Si j’en crois ma mémoire, mon premier souvenir de spectateur est une pièce avec Jean Lefebvre, que j’ai vu en Tunisie avec mes parents. C’était je crois Le canard à l’orange, pièce de boulevard. Le théâtre de Tunis est un beau théâtre à l’italienne. C’est un théâtre dans lequel je répétais avec la troupe de mon collège. J’ai un souvenir très précis de l’odeur de bois, des fauteuils rouges usés, de l’ambiance très belle et très mélancolique de ce vieux théâtre. Jean Lefebvre faisait un immense numéro de cabotinage dans la pure tradition du boulevard : faux fous rires de ses partenaires, apartés au public pour se moquer des camarades en scène et enfin la fameuse recette du canard à l’orange…

Emmanuel Vérité - Tout Dostoievski @ Gilles Vidal
Tout Dostoievski @ Gilles Vidal

Quel a été le déclencheur qui vous a donné envie d’embrasser une carrière dans le secteur de l’art vivant ?
C’est le cinéma qui m’a donné envie de faire du théâtre… C’est dans une école de théâtre qu’on apprend le métier… Je voulais faire du cinéma et patatras, j’ai rencontré le théâtre. Le cinéma revient très fort dans mes projets aujourd’hui.

Qu’est ce qui a fait que vous avez choisi d’être comédien ?
C’est un film, plutôt mauvais d’ailleurs, Jésus de Nazareth de Zeffirelli, qui est, au départ, une mini-série télé. Mes grands-parents et mes parents en avaient beaucoup parlé à table et nous avions vu les épisodes à la télé. J’ai un souvenir très précis du visage de l’enfant qui jouait Jésus jeune… J’avais le même âge, c’était rigolo de se dire qu’on pouvait devenir comédien même en étant enfant… Et puis après on rencontre des professeurs qui vous donnent envie de continuer et surtout vous emmènent sur d’autres chemins que celui du film de Zeffirelli !

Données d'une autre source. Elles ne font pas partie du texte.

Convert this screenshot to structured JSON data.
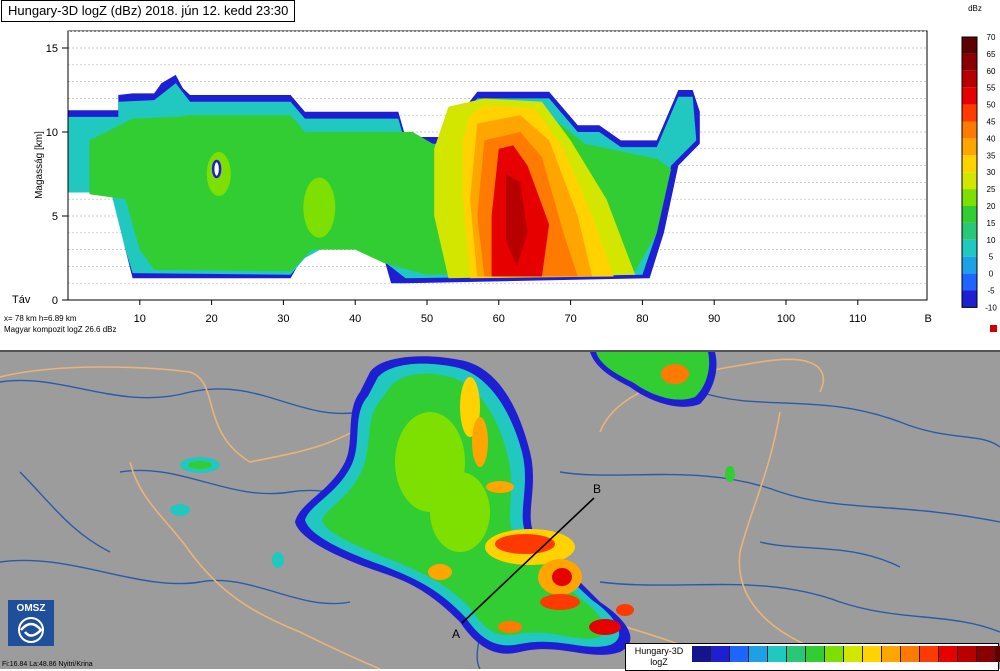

Le premier spectacle auquel vous avez participé et quel souvenir en retenez-vous ?
C’était un spectacle dans le petit village où nous habitions en Alsace. Nous avions joué dans la cour de récréation devant les parents. J’interprétais le rôle d’un bègue qui s’appelait « Mitraillette » ! Les gens avaient rigolé en entendant ce pauvre « Mitraillette » essayer de finir ses phrases.

Emmanuel Vérité - L'avare - Benoit Lambert © Antoine Franchet
L’avare de Molière, mise en scène de Benoît Lambert © Antoine Franchet

Votre plus grand coup de cœur scénique ?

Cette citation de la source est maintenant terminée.